In the arid interior of the Northern Territory, where little else survives, there is a town. Ten hours from Darwin and fringed by some of Australia’s largest cattle stations, living in this community means existing with a sense of space that is unfamiliar to the modern human condition. The light here is hard. In the morning it refracts onto the landscape in a way that makes the whole place seem burnished. The main drag doesn’t boast much: a few retailers, a pharmacy, post office, supermarket, petrol station, pub. Take a hard right past the watery temptation of the public pool and walk until you come upon a cluster of low-slung tin roofs. This is Tennant Creek High. Inside, you will find twenty-two-year-old Liv Vizard, an associate with the Teach For Australia program.
Six months ago, it seemed that Liv had a penchant for the cosmopolitan: residing in inner-Melbourne, she had just graduated from one of the city’s largest universities and was hitting her strides in the advertising sector. Soon, however, a sense of doubt began to penetrate her urbane lifestyle, “I realised pretty quickly it wasn’t for me”. Liv developed a hankering for space, distance, difference. She did some googling and stumbled across Teach For Australia (TFA), a non-for-profit that seeks to resolve educational inequity in Australia by sending emerging pedagogical talent to low socio-economic, regional and remote areas in a bid to resolve critical staff shortages. In order to achieve this aim, TFA facilitate an employment-based pathways program that allows participants to study their Master of Education while working full-time in one of the association’s partner schools. Within their workplace, associates are provided with extensive support from an appointed mentor.

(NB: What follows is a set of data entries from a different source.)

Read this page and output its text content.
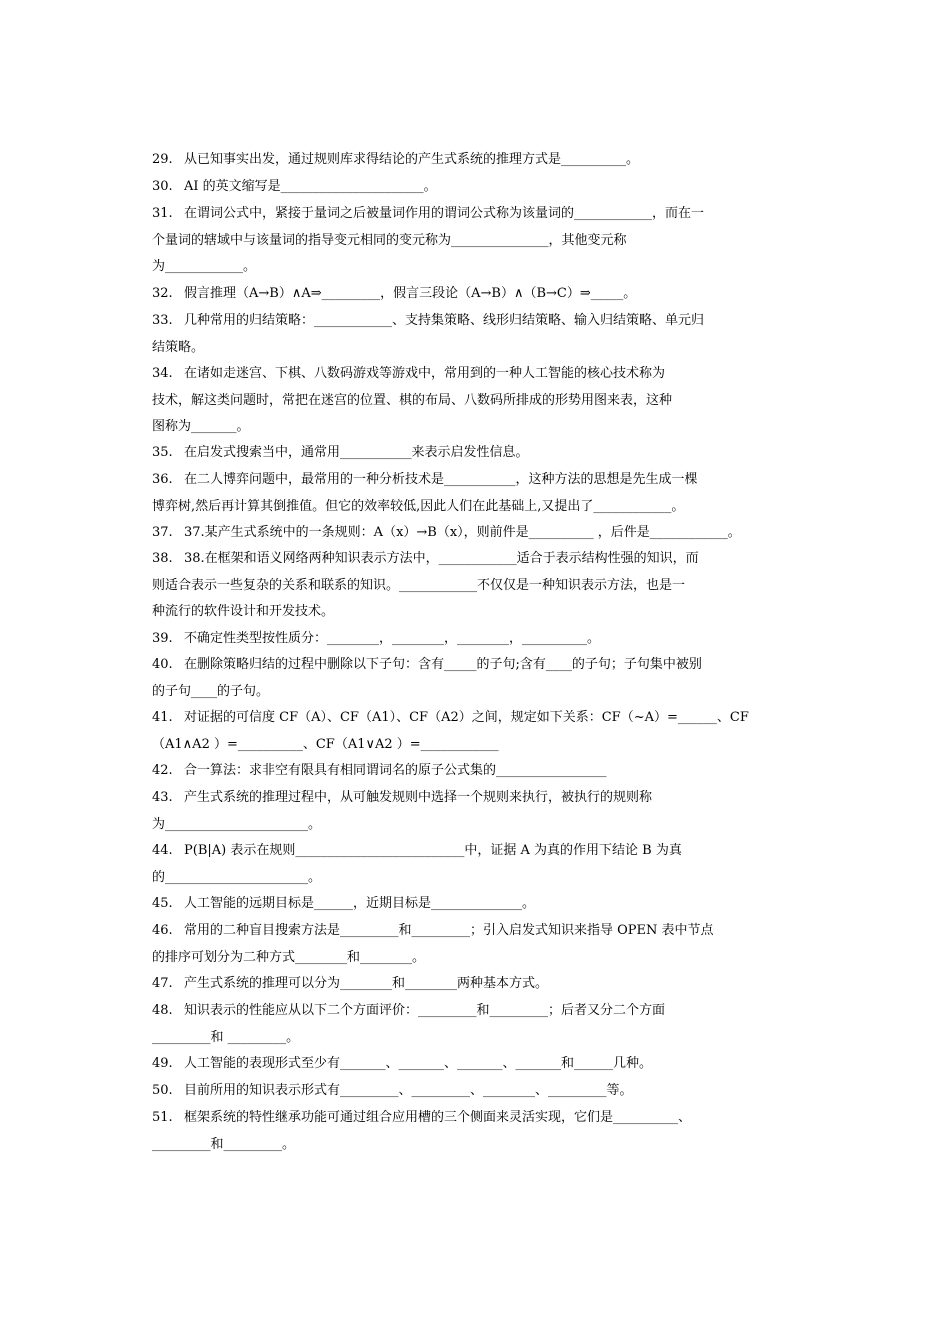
29. 从已知事实出发，通过规则库求得结论的产生式系统的推理方式是__________。
30. AI 的英文缩写是______________________。
31. 在谓词公式中，紧接于量词之后被量词作用的谓词公式称为该量词的____________，而在一
个量词的辖域中与该量词的指导变元相同的变元称为_______________，其他变元称
为____________。
32. 假言推理（A→B）∧A⇒_________，假言三段论（A→B）∧（B→C）⇒_____。
33. 几种常用的归结策略：____________、支持集策略、线形归结策略、输入归结策略、单元归
结策略。
34. 在诸如走迷宫、下棋、八数码游戏等游戏中，常用到的一种人工智能的核心技术称为
技术，解这类问题时，常把在迷宫的位置、棋的布局、八数码所排成的形势用图来表，这种
图称为_______。
35. 在启发式搜索当中，通常用___________来表示启发性信息。
36. 在二人博弈问题中，最常用的一种分析技术是___________，这种方法的思想是先生成一棵
博弈树,然后再计算其倒推值。但它的效率较低,因此人们在此基础上,又提出了____________。
37. 37.某产生式系统中的一条规则：A（x）→B（x），则前件是__________ ，后件是____________。
38. 38.在框架和语义网络两种知识表示方法中，____________适合于表示结构性强的知识，而
则适合表示一些复杂的关系和联系的知识。____________不仅仅是一种知识表示方法，也是一
种流行的软件设计和开发技术。
39. 不确定性类型按性质分：________，________，________，__________。
40. 在删除策略归结的过程中删除以下子句：含有_____的子句;含有____的子句；子句集中被别
的子句____的子句。
41. 对证据的可信度 CF（A）、CF（A1）、CF（A2）之间，规定如下关系：CF（~A）=______、CF
（A1∧A2 ）=__________、CF（A1∨A2 ）=____________
42. 合一算法：求非空有限具有相同谓词名的原子公式集的_________________
43. 产生式系统的推理过程中，从可触发规则中选择一个规则来执行，被执行的规则称
为______________________。
44. P(B|A) 表示在规则__________________________中，证据 A 为真的作用下结论 B 为真
的______________________。
45. 人工智能的远期目标是______，近期目标是______________。
46. 常用的二种盲目搜索方法是_________和_________；引入启发式知识来指导 OPEN 表中节点
的排序可划分为二种方式________和________。
47. 产生式系统的推理可以分为________和________两种基本方式。
48. 知识表示的性能应从以下二个方面评价：_________和_________；后者又分二个方面
_________和 _________。
49. 人工智能的表现形式至少有_______、_______、_______、_______和______几种。
50. 目前所用的知识表示形式有_________、_________、________、_________等。
51. 框架系统的特性继承功能可通过组合应用槽的三个侧面来灵活实现，它们是__________、
_________和_________。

Liv concedes that remote learning comes with a unique set of challenges, namely low staff retention. However, she is enamoured with the strong sense of community that binds Tennant Creek. Participating in board-game nights, darts, communal gardening and a trade-system involving artisanal yogurt and bread production, the twenty-two-year-old is enjoying a less tech-centric lifestyle. Liv has relished the qualitative relationships that living remotely facilitates, “my students serve me at the supermarket, and I watch their footy games on the weekend”. She eagerly anticipates the next eighteen months of placement.